Section 296.040.5 RSMo. 1978 does not expressly authorize a lay employee to represent a corporate respondent before the Commission. Therefore, 4 CSR 180-2.060.1 which interprets that provision, cannot be held to be plainly inconsistent. Nor can the regulation be said to be unreasonable. It is consistent with Missouri case law and statutory authority.2

The Commission had the authority to adopt the regulation at issue here. Absent any plain inconsistency or unreasonableness, the lower court was required to uphold and enforce that regulation. This it failed to do. As long as 4 CSR 180-2.060.1 remains in effect, a lay employee may not represent a corporate respondent before the Missouri Commission on Human Rights.

The judgment is reversed.

REINHARD, P.J., and CRIST, J., concur.

. Section 484.020 provides: “1. No person shall engage in the practice of law or do law business, as defined in section 484.010, or both, unless he shall have been duly licensed therefore and while his license therefore is in full force and effect, nor shall any association or corporation engage in the practice of the law or do law business as defined in section 484.010, or both.

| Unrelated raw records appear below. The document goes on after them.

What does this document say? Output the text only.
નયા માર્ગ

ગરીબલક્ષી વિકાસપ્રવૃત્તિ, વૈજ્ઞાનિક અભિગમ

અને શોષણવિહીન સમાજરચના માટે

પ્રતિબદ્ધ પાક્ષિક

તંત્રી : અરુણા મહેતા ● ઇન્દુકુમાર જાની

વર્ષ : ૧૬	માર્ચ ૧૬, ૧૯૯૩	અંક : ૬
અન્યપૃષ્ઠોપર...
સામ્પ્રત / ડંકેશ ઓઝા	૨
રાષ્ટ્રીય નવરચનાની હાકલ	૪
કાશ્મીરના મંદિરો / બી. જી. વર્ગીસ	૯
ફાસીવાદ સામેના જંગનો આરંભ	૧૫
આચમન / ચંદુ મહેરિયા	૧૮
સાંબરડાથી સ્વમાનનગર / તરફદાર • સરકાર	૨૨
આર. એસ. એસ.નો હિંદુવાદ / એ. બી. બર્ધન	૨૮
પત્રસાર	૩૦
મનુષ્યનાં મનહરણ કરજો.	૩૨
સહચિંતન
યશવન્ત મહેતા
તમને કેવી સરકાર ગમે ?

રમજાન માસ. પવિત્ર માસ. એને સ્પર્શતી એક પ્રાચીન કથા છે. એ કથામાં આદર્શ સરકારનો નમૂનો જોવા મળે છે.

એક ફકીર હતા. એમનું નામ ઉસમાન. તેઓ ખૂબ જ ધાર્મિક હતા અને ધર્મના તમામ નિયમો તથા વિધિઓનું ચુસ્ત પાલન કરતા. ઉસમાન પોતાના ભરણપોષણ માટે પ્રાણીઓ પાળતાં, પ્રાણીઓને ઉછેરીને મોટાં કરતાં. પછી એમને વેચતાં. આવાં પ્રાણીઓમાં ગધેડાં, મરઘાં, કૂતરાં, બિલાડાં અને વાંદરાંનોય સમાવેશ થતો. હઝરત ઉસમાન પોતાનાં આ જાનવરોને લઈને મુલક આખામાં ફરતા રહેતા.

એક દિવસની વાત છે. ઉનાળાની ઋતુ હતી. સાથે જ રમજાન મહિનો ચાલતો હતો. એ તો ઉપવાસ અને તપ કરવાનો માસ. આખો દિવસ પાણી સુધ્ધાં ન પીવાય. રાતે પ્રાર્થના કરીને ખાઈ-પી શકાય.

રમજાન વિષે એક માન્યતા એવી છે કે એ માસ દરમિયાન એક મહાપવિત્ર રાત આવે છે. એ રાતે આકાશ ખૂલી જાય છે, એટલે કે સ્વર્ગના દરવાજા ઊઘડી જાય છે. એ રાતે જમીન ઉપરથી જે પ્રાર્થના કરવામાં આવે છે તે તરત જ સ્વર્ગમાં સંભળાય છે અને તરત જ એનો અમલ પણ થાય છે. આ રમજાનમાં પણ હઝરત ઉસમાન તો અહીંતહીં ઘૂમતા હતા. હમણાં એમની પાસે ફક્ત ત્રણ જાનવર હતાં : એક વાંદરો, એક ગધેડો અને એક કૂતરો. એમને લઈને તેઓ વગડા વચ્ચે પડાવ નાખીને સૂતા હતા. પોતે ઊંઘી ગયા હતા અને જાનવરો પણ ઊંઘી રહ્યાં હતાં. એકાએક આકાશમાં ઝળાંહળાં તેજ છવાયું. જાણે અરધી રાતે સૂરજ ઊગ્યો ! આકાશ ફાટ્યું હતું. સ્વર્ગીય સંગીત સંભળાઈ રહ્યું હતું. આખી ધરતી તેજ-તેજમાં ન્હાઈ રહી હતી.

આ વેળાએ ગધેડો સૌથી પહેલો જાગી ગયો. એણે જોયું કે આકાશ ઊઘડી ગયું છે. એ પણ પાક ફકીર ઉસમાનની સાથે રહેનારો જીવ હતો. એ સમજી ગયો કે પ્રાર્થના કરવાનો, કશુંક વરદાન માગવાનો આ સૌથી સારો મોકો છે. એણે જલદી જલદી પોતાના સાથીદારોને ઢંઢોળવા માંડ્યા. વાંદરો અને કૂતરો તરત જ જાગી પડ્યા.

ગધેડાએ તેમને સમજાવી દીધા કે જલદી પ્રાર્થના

2.Any person, association or corporation who shall violate the foregoing prohibition of this section shall be guilty of a misdemeanor and upon conviction therefore shall be punished by a fine not exceeding one hundred dollars and costs of prosecution and shall be subject to be sued for treble the amount which shall have been paid him or it for any service rendered in violation hereof by the person, firm, association or corporation paying the same within two years from the date the same shall have been paid and if within said time such person, firm, association or corporation shall neglect and fail to sue for or recover such treble amount, then the state of Missouri shall have the right to and shall sue for such treble amount and recover the same and upon the recovery thereof such treble amount shall be paid into the treasury of the state of Missouri.

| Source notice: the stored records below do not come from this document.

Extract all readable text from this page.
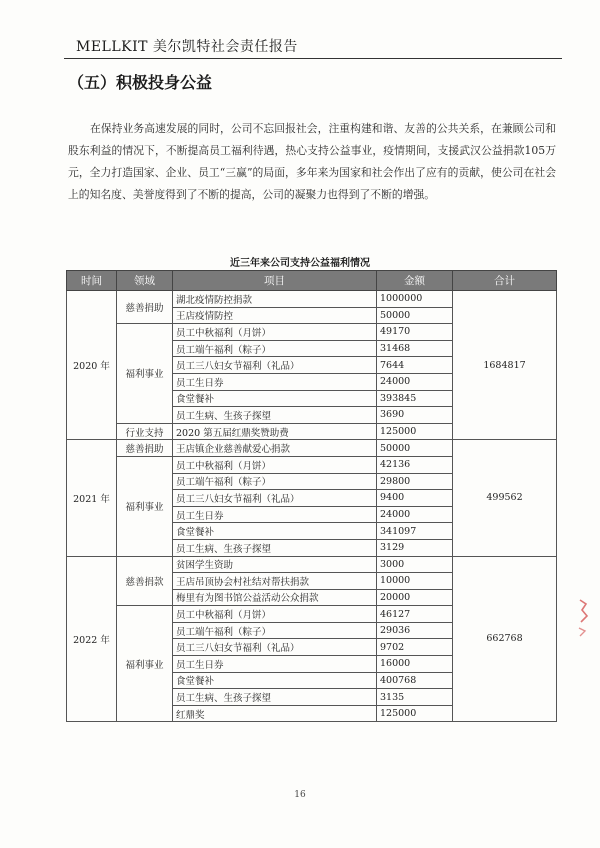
MELLKIT 美尔凯特社会责任报告
（五）积极投身公益
在保持业务高速发展的同时，公司不忘回报社会，注重构建和谐、友善的公共关系，在兼顾公司和股东利益的情况下，不断提高员工福利待遇，热心支持公益事业，疫情期间，支援武汉公益捐款105万元，全力打造国家、企业、员工“三赢”的局面，多年来为国家和社会作出了应有的贡献，使公司在社会上的知名度、美誉度得到了不断的提高，公司的凝聚力也得到了不断的增强。
近三年来公司支持公益福利情况
时间	领域	项目	金额	合计
2020 年	慈善捐助	湖北疫情防控捐款	1000000	1684817
		王店疫情防控	50000	
	福利事业	员工中秋福利（月饼）	49170	
		员工端午福利（粽子）	31468	
		员工三八妇女节福利（礼品）	7644	
		员工生日券	24000	
		食堂餐补	393845	
		员工生病、生孩子探望	3690	
	行业支持	2020 第五届红鼎奖赞助费	125000	
2021 年	慈善捐助	王店镇企业慈善献爱心捐款	50000	499562
	福利事业	员工中秋福利（月饼）	42136	
		员工端午福利（粽子）	29800	
		员工三八妇女节福利（礼品）	9400	
		员工生日券	24000	
		食堂餐补	341097	
		员工生病、生孩子探望	3129	
2022 年	慈善捐款	贫困学生资助	3000	662768
		王店吊顶协会村社结对帮扶捐款	10000	
		梅里有为图书馆公益活动公众捐款	20000	
	福利事业	员工中秋福利（月饼）	46127	
		员工端午福利（粽子）	29036	
		员工三八妇女节福利（礼品）	9702	
		员工生日券	16000	
		食堂餐补	400768	
		员工生病、生孩子探望	3135	
		红鼎奖	125000	
16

3.It is hereby made the duty of the attorney general of the state of Missouri or the prosecuting attorney of any county or city in which service or process may be had upon the person, firm, association or corporation liable hereunder, to institute all suits necessary for the recovery by the state of Missouri of such amounts in the name and on behalf of the state.”

. It is also important to note that 4 CSR 180-2.-060 was adopted in 1975. Section 296.040.5 was amended in 1978. At that time, the legislature had the opportunity to change the rule and chose not to.